Ah, sorry, yes, ToolsDB, provided ToolsDB is what the developer-writable databases provided on toolforge are called. It may affect other databases, but we only write to ToolsDB, so we couldn't ask for any more. :)

@Marostegui, as my best source of real world DBA knowledge, do you have a counter argument for why setting innodb_rollback_on_timeout=ON would be a bad idea for the ToolsDB server?

I'm sure you remember, but for the sake of completeness this is the multi-tenant read-write MariaDB instance (technically active-passive pair) that is hosted inside the Cloud VPS environment. It uses role/templates/mariadb/mysqld_config/tools.my.cnf.erb to provision /etc/my.cnf, so we don't have to worry about configuration changes for it affecting prod db clusters.

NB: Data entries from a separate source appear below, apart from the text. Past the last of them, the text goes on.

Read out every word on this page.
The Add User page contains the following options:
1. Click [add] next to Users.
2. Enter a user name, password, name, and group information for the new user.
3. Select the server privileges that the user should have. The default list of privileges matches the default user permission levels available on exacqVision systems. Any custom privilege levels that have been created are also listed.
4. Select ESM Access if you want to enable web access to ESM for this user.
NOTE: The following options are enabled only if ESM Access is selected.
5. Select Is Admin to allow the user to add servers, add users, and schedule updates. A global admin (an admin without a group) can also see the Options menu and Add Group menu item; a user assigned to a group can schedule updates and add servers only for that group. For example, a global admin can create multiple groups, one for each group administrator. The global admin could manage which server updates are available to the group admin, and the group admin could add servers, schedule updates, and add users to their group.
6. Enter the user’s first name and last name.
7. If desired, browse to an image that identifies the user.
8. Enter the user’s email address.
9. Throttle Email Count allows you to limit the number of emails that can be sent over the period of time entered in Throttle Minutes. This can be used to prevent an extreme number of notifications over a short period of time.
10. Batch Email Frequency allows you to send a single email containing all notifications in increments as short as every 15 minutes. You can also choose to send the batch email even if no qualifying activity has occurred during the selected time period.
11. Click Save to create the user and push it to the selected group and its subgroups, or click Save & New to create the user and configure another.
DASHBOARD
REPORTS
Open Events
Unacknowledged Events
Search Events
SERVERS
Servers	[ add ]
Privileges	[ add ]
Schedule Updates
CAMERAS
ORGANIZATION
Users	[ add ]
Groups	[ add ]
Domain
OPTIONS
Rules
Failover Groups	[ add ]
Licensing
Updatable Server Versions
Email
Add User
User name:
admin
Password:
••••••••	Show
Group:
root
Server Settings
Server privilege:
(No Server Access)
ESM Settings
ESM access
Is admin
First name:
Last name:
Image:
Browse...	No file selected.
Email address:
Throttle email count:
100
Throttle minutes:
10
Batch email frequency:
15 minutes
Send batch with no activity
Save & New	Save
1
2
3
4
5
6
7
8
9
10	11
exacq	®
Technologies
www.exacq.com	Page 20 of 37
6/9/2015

Bstorm triaged this task as Medium priority.Jun 2 2020, 4:21 PM

Hey there, been about a month since the last update. Was curious if @Marostegui or anyone else had given some more thought to maybe increasing the ACIDity here? We're still getting pretty regular integrity errors on those Wiki Loves campaigns.

I don't have any strong opinions on this to be honest, I don't have enough data or context on why this given tool needs this, or if the tool is what might be self inducing the errors or not.
As long as you aware that if you enable this and you have big transactions, rolling back them entirely (instead of the last statement of the given transaction) could cause locking/contention issues, I am fine with it.

Hmm, so I guess I could see some users relying on this behavior to get very rudimentary batch processing. I.e., refresh their browser until all the processing is complete. Is it maybe possible to enable it for one app's db at a time? Or does it really have to be all of ToolsDB?

It is a global variable, unfortunately it cannot be enabled on a per-db level.